Mudslide shuts Fort Payne Gap for months

Friday, January 1, 1904

photo DeKalb County, Ala., Emergency Management Officer Michael Posey assesses the breakdown of Adamsburg Road going up Lookout Mountain from downtown Fort Payne, Ala., Thursday. The agency closed the Highway 78 road Wednesday after police spotted fissure.

A mudslide that caused a nearly 100-foot section of Fort Payne Gap to sink has forced officials to close the road for at least three months.

Officials said the closure on County Road 78 up Lookout Mountain is expected to cause extra congestion, as the alternate route on state Highway 35 is down to just one lane for repairs to a crack in the road.

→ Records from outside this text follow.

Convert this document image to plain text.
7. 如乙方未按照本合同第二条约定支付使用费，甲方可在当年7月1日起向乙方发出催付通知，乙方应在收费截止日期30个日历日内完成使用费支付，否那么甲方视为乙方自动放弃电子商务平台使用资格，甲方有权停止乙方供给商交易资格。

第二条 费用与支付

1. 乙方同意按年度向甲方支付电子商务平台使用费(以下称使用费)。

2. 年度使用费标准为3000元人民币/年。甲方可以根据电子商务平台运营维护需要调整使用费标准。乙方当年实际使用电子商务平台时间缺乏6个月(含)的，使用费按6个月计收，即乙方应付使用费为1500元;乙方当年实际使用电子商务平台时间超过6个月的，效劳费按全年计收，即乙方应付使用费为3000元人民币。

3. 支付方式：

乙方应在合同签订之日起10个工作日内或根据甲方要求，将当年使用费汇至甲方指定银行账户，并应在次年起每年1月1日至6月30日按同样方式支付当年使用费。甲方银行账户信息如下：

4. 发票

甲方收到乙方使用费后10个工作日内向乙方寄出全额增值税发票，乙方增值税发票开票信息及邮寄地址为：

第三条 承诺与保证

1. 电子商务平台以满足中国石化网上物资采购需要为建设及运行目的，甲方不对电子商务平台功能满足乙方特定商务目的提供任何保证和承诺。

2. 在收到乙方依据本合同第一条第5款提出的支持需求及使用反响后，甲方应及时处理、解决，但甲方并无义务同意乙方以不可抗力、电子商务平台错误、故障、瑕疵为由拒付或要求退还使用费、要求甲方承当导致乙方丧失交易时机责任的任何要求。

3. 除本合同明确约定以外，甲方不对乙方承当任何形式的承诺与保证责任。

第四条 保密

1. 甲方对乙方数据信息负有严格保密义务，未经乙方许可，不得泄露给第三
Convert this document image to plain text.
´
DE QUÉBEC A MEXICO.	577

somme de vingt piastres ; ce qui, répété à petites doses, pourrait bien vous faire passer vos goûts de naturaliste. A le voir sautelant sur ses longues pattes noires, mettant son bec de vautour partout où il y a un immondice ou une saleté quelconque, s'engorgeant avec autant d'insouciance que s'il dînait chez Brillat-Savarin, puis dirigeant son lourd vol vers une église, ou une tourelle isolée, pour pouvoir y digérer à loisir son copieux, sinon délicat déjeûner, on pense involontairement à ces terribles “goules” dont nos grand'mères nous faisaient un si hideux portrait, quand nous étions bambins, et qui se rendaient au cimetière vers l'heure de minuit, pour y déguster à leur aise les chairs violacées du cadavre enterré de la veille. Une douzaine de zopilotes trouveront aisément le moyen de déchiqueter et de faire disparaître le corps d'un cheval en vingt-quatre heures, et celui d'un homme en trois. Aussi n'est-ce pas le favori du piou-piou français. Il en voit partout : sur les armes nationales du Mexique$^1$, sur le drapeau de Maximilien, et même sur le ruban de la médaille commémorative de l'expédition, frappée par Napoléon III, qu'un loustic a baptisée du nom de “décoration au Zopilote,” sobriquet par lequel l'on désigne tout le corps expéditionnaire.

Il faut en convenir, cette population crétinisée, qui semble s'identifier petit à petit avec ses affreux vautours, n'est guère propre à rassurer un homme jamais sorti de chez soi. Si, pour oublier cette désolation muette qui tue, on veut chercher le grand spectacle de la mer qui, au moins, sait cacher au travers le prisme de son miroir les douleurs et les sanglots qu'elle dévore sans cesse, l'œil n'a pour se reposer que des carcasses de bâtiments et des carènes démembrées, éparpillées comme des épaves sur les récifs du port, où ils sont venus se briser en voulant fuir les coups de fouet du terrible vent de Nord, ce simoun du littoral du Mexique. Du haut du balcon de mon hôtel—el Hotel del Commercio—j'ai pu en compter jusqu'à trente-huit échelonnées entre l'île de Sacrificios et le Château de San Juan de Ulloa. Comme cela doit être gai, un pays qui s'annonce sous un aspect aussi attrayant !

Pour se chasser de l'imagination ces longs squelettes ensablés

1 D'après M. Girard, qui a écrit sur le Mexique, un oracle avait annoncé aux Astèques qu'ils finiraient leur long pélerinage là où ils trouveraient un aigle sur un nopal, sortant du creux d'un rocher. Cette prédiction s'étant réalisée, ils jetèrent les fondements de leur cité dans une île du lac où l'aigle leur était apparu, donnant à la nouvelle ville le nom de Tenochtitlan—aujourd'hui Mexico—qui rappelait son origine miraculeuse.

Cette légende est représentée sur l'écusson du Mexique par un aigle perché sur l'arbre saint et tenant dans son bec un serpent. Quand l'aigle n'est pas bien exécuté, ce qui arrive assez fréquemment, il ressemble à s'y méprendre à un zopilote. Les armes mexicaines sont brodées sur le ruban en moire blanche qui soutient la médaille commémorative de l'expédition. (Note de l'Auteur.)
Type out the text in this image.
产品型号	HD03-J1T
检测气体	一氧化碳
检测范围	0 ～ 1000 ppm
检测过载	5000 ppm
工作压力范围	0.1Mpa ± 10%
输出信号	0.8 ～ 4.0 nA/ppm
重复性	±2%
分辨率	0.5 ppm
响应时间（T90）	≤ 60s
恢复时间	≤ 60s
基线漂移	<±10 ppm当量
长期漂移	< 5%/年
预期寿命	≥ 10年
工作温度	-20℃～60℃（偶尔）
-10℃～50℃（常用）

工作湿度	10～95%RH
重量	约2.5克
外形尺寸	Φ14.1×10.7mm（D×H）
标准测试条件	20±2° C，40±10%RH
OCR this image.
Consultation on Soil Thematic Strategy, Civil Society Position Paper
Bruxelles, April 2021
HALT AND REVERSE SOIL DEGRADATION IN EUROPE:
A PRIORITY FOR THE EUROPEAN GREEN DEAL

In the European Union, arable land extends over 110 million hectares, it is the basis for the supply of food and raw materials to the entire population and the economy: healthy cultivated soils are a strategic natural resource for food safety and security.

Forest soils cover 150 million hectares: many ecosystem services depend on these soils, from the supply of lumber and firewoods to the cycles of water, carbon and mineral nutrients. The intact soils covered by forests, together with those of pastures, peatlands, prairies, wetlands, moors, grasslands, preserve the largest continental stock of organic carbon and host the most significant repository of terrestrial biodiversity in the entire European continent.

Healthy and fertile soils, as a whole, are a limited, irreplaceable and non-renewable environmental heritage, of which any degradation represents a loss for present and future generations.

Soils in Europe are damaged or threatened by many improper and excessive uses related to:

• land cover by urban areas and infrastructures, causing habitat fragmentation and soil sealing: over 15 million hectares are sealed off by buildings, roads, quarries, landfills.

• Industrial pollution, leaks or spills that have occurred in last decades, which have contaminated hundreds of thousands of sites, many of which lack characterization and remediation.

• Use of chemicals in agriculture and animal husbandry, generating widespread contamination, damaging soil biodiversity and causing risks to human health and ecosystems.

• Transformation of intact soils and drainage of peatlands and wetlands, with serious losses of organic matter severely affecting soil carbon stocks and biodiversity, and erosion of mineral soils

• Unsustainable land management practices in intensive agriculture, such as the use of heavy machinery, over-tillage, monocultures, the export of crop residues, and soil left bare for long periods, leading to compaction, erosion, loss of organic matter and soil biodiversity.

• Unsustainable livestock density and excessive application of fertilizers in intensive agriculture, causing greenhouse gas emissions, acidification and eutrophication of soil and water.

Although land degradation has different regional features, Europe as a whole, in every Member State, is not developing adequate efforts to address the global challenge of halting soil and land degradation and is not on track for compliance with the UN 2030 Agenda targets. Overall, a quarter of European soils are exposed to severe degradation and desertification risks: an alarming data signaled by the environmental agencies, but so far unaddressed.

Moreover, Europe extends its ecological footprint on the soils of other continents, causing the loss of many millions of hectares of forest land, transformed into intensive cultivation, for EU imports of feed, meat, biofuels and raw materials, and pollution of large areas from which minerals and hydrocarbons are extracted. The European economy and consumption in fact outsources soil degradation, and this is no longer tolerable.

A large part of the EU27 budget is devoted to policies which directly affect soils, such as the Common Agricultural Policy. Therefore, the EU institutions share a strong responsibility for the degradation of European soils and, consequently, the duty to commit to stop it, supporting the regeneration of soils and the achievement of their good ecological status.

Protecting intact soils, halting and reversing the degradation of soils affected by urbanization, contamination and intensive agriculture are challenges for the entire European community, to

"It adds that much more traffic going that way," DeKalb County Engineer Ben Luther said.

The mudslide caused the outside shoulder of the road, which is on the side of the steep mountain, to sink about 8 inches. That situation is unsafe along a sharp curve, Luther said.

Now experts have to decide how to fix the road, he said; whether to carve out the dirt and rebuild the highway or drive giant rods into the earth to brace the road and keep it from falling down the embankment. Contractors are examining the road to decide which is the safer option, he said.

For drivers going to and from Fort Payne, the trip up and down the mountain will involve a five- to six-mile detour on Highway 35 and a 14- to 15-mile drive south down U.S. Highway 11.

Road officials have known there was a crack in the roadbed for more than a year, but the recent rain has made the situation worse, DeKalb County Emergency Management Agency director Anthony Clifton said.

"This is an ongoing problem," he said. "All this rain has caused it to be the final straw that broke the camel's back."

Officials also are examining to see whether additional traffic from drivers avoiding the road work on Highway 35 has caused too much stress on the road, Clifton said.

They predict the repairs will take a minimum of three months, but the work could take longer depending on the weather. Officials have to go slowly and decide how to fix the road for fear crews could make the problem worse, Luther said.

"We really don't know the extent of the [road] failure," he said. "We're concerned [about] going in and digging and making it worse."